It was a marvelous course, the concepts of which have stayed with me ever since. When President Clinton appointed Ruth Bader Ginsburg to the court in 1993, I was absorbed in her background, her advocacy for women's rights, her push for equality for both men and women -- and our unknowing virtually shared experiences.
When the first female justice, Sandra Day O'Connor, a Stanford magna cum laude and Stanford Law School graduate, wrote about the difficulties she had finding a paying job as an attorney because of her gender, I knew what she was talking about. She finally found one as deputy county attorney in San Mateo, after she agreed to work for no salary and without an office, sharing space with a secretary. Would that have happened to a male Stanford Law School grad?
Ginsburg had a similar story. As an undergraduate at Harvard Law, she encountered a very male-dominated, hostile environment with only eight females in a class of 500. The women were accused by the dean himself of taking the places of qualified males. Nevertheless, she made it through easily, and became the first female member of the prestigious Harvard Law Review.
After graduation, Ginsburg continued to encounter gender discrimination while seeking employment. She said he had three things against her: she was a woman, she was a mother, and she was Jewish.
When I was looking for my first job in Washington, D.C., shortly after my graduation and marriage, the inevitable third question I was asked in any interview was, "Do you plan on having any children and when?" My honest response was, "We're just married, and we hadn't thought about it, but I am Catholic so I don't know what the "when" answer is." Only one job offer came through after many, many interviews.
Ginsburg's (I will call her Ruth) quest for the same treatment for both men and women (like don't ask just women if they plan to have children) has helped women since my early days at work, assisting me to feel entitled enough to have significant place in the workplace. (Maybe that was why in high school I refused to take typing, shorthand or home ec courses most girls were told to take.)
One of the times this notion that women can/should work became apparent was when Astronaut Neil Armstrong, the first man to land and walk on the moon, was coming back home. His wife was being interviewed with the usual trivial wifely questions by a reporter: "What will you serve him for dinner?' "How are you preparing for his homecoming?"
"I’m putting flowers all around the house for him to enjoy," she responded.
Great, I thought. Her husband had just been the first man to land on the moon, as part of his job, and his wife was arranging flowers. There's got to be more to a woman's life than placing daisies and roses in vases.
I started working when my youngest of four entered kindergarten -- part-time that first year, and then full-time for the next 40 or so years. I had no choice intellectually -- I had to do it -- as so many women had to and still want and need to. And then when I was divorced, the impetus to work also became a financial imperative. Back then in 1975, if a woman was "working," then the courts said she could only get 40 percent of her husband's income, despite the fact his income was two-and-one-half the size of mine. So the money the six of us were living on became was reduced by 60 percent for the five of us to live on, plus my meager income. (I had custody).

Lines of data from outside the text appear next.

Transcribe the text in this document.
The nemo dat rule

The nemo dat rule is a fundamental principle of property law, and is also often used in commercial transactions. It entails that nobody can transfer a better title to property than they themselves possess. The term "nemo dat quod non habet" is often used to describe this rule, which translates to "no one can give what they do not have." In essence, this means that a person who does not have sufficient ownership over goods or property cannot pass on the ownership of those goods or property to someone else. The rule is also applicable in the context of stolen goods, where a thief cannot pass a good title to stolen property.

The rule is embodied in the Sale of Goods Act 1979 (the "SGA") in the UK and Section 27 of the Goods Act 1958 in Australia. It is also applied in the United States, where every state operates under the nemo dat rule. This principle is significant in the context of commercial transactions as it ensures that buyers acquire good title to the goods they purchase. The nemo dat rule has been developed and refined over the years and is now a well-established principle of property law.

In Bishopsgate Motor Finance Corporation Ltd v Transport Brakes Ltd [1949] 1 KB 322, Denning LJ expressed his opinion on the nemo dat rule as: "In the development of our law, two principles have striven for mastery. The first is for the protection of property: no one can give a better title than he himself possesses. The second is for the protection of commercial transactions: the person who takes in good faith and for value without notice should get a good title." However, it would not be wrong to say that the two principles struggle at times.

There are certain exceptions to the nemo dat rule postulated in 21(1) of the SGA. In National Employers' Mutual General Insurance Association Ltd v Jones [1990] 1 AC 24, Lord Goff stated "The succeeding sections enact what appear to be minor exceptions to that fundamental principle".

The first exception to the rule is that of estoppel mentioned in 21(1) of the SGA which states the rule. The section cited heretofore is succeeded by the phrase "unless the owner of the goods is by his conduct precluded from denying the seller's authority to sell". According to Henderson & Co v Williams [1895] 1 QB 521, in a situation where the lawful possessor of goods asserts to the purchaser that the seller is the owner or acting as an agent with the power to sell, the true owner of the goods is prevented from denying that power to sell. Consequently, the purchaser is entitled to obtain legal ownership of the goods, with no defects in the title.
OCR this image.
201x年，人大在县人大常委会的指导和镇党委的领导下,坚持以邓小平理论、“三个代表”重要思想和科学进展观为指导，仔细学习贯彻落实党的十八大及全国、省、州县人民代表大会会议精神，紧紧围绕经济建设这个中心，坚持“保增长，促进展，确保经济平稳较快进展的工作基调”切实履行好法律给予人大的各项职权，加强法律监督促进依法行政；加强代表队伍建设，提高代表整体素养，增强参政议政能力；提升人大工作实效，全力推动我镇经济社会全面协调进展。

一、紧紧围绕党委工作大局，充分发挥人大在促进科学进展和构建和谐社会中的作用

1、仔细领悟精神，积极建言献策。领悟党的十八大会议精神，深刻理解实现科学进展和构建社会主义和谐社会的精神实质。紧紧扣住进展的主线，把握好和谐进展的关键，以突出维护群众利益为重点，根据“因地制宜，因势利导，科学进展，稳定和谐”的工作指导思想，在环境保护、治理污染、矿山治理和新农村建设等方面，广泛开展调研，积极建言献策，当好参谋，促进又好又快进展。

That case never came to court, but I am sure Ruth would have understood and righted the male judicial thinking.
So all went well. I did what I had to do. Any my four sons turned out to be well-balanced, industrious, kind, successful adults.
She did what she had to do, and was successful. She persuaded her eight male colleagues to allow women to enter the Virginia Military Institute. She fought for women's rights, for equal pay, she was instrumental in passing Roe v. Wade, etc. etc.
But I like her words best. As she once declared, "Inherent difference between men and women, we have come to appreciate, remain cause for celebration, but not for denigration of the members of either sex or for artificial constraints on an individual's opportunity."
Thank you, Ruth. I hope your words and messages are long remembered.